Since other flow files are blocked from entering the section of the flow while the current flow file is using the active water mark, it is very important to make sure that ever possible path a flow may take after passing through a LoadHighWaterMark processor also passes through a ReleaseHighWaterMark processor. For the successful path it should pass through a ReleaseHighWaterMark processor in Commit mode, and any failure paths should pass through ReleaseHighWaterMark processor in Reject mode. It is also necessary for some processor in the flow to have updated the water mark attribute value in the flow file to the latest high-water value reached during data processing. Whatever that value happens to be is written to the feed’s metadata when it is committed by ReleaseHighWaterMark.

Processor Properties:

Property	Default	Description
High-Water Mark	highWaterMark	The unique name of the high-water mark as stored in the feed’s metadata that is being released
High-Water Mark Value Property Name	water.mark	(Optional) The name of the flow file attribute containing the current value of the high-water mark - not needed if the Release All flag bellow is set to `true`
Mode	`Commit`	The mode, either `Commit` or `Reject`, indicating whether the current high-water mark value should be committed (due to successful processing) or rolled back
Release All	`true`	A flag indicating whether all high-water marks in the flow file should be committed/rolled back or just the one named above

Processor Relationships:

Relationship	Description
success	Flow files are routed here when a high-water mark successfully committed or rolled back
failure	Flow files are routed here if an error occurs attempting to commit or rollback the high-water mark
cancelledWaterMark	Flow files are routed here if their high-water mark activation has been cancelled

Example¶

Say you have a feed that will wake up periodically and process any new records in a data source that have arrived since it last ran based a timestamp column marking when each record was created. This feed can make use of the high-water mark processors to accomplish this task.
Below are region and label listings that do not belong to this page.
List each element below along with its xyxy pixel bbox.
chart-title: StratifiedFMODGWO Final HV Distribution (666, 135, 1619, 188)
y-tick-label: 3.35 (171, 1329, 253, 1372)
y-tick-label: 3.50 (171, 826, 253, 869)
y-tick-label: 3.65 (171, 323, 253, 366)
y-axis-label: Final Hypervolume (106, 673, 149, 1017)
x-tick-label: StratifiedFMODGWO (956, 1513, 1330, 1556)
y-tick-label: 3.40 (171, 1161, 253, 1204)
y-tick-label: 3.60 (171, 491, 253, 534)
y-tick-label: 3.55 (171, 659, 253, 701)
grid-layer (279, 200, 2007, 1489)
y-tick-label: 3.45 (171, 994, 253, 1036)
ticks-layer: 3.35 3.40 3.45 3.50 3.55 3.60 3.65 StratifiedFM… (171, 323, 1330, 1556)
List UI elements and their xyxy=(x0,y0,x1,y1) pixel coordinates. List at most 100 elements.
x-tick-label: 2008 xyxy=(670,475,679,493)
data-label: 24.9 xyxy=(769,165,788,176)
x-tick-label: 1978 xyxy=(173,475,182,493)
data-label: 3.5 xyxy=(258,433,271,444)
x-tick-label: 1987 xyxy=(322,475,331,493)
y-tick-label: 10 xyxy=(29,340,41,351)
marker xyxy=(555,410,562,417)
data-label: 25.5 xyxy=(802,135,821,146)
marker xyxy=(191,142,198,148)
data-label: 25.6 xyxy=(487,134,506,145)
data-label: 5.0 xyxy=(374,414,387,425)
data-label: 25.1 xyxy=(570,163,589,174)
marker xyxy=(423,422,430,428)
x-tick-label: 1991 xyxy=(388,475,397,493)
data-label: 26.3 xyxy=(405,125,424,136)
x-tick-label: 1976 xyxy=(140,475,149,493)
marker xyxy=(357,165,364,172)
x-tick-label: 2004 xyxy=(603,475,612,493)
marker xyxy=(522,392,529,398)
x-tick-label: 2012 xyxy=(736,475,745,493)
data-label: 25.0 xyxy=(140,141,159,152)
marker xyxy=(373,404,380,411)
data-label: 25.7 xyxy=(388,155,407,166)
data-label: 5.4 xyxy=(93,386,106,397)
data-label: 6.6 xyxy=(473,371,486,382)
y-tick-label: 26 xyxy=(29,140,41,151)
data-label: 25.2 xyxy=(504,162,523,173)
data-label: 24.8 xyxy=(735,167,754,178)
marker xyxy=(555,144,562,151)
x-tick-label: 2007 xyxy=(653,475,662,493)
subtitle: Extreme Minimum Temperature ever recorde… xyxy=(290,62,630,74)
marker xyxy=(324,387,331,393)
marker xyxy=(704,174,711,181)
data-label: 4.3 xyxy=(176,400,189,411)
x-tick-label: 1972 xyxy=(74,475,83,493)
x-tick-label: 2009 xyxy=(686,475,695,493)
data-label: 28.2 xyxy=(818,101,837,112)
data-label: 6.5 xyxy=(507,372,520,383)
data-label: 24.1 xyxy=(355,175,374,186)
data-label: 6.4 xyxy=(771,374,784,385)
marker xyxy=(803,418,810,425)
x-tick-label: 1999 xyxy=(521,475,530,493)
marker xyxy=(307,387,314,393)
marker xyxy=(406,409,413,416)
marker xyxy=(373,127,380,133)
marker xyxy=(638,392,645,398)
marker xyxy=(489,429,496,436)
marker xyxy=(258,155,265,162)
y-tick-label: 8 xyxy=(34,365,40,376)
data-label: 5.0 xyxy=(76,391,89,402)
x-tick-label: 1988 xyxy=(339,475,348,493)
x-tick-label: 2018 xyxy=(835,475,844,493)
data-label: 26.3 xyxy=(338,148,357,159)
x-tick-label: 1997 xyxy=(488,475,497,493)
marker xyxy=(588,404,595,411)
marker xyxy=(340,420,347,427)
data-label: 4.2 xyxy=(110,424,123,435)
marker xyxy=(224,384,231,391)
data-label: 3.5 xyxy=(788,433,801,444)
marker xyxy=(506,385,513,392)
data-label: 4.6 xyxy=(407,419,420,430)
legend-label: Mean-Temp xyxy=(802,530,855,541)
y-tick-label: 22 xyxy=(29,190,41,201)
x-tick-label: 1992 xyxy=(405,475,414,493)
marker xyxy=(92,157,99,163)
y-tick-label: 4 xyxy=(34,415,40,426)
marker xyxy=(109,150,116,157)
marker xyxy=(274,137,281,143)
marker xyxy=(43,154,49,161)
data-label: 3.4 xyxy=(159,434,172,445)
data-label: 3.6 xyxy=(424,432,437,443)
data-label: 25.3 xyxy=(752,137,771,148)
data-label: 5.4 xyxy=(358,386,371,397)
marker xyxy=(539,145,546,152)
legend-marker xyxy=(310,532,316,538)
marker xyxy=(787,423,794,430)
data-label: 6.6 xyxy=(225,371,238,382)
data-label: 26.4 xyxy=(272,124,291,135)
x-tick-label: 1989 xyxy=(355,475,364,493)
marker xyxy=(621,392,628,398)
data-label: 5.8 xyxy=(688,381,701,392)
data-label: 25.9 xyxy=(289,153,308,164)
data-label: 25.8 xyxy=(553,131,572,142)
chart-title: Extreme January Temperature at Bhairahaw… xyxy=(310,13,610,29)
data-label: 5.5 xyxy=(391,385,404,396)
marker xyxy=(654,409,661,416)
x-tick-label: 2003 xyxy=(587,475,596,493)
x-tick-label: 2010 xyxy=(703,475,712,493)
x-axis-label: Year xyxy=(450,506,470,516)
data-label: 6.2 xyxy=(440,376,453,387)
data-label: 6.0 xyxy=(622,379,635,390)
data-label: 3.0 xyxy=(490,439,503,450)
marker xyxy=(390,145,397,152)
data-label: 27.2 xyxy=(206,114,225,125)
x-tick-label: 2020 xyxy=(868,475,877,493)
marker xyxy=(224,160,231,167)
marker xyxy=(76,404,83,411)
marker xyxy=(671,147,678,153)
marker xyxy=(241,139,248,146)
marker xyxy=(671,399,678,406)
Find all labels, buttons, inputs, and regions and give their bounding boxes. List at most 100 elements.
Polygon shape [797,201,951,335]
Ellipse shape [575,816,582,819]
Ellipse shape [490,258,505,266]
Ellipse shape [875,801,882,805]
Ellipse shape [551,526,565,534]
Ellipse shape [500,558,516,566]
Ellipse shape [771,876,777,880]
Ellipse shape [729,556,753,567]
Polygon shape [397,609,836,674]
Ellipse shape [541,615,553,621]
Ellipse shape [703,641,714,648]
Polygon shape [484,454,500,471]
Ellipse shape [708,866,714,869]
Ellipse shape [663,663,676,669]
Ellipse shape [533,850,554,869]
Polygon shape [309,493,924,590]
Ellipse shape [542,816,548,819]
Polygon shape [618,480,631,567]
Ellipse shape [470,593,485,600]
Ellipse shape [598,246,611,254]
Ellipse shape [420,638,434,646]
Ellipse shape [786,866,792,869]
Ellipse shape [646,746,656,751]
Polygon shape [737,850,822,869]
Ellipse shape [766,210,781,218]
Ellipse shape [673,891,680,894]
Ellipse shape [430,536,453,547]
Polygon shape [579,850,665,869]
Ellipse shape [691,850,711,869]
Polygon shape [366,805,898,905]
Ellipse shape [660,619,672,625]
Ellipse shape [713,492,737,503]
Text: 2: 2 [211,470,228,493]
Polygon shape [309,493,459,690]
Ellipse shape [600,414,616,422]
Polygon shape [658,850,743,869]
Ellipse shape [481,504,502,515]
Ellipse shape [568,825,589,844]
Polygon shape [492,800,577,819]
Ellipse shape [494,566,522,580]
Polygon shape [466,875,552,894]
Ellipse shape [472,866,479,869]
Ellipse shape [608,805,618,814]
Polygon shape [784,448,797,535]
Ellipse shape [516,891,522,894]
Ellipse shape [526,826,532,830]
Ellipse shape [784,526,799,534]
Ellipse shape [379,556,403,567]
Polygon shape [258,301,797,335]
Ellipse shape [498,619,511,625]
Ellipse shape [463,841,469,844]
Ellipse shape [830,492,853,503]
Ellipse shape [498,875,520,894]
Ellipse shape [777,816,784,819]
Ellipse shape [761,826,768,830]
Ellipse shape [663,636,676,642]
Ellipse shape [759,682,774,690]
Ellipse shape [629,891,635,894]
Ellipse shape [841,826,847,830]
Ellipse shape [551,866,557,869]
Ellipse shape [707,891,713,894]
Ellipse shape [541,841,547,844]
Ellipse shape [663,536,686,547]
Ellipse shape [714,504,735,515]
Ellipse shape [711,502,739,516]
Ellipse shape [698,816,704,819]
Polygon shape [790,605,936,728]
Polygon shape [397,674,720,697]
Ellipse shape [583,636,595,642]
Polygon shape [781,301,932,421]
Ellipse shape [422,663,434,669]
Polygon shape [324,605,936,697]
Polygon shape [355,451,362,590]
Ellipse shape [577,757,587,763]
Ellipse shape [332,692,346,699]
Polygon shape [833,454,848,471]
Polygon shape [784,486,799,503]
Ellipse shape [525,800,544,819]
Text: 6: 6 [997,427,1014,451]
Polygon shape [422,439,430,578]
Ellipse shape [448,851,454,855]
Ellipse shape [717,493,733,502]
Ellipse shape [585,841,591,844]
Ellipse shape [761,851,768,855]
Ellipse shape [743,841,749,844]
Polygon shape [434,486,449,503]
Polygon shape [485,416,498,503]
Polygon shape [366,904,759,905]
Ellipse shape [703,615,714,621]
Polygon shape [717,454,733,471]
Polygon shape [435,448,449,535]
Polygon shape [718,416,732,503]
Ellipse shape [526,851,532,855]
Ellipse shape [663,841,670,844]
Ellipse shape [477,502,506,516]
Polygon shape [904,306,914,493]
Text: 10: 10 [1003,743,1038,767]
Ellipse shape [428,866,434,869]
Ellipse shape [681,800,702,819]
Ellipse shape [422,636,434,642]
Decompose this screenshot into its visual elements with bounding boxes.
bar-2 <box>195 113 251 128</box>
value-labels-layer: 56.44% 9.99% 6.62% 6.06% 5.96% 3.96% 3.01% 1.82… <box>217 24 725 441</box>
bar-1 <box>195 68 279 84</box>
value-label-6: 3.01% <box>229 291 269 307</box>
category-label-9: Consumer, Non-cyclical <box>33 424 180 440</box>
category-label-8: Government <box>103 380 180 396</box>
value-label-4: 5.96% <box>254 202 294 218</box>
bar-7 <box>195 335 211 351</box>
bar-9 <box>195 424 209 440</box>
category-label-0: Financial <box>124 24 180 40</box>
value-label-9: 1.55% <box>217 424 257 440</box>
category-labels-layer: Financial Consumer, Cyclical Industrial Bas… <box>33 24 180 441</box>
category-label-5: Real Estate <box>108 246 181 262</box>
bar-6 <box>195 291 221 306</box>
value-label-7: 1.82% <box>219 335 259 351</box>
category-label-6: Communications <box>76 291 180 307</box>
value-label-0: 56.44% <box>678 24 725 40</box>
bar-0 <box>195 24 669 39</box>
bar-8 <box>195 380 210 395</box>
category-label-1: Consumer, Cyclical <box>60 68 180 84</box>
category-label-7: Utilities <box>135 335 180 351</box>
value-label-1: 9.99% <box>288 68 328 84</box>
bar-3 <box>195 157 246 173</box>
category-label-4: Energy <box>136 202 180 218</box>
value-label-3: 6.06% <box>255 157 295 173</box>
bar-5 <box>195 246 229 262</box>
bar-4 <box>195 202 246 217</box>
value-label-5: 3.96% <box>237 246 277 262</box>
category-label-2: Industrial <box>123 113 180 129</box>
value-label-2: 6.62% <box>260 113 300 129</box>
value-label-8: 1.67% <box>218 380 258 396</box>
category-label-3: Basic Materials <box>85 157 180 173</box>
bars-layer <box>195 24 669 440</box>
A successful flow of the feed would perform the following steps:

The flow might start with LoadHighWaterMark processor scheduled to periodically load the feed’s latest water mark timestamp value, store that value in a new flow file, and set the water mark to the active state
Subsequent processors will query the data source for all records with a timestamp that is greater than the water mark value in the flow file and process those records
A processor (such as UpdateAttribute) will reset the water mark flow file attribute to the highest timestamp value found in the records that were processed
A ReleaseHighWaterMark processor which will commit the updated water mark attribute value as the new high-water mark in the feed’s metadata and release the active state of the water mark

If at step #1 the LoadHighWaterMark processor sees that the water mark is already active for a prior flow file then processing is delayed by yielding the processor.

If processing failure occurs anytime after step #1 then the flow would route through a different ReleaseHighWaterMark processor configured to reject any updates to the water mark attribute and simply release the active state of the water mark.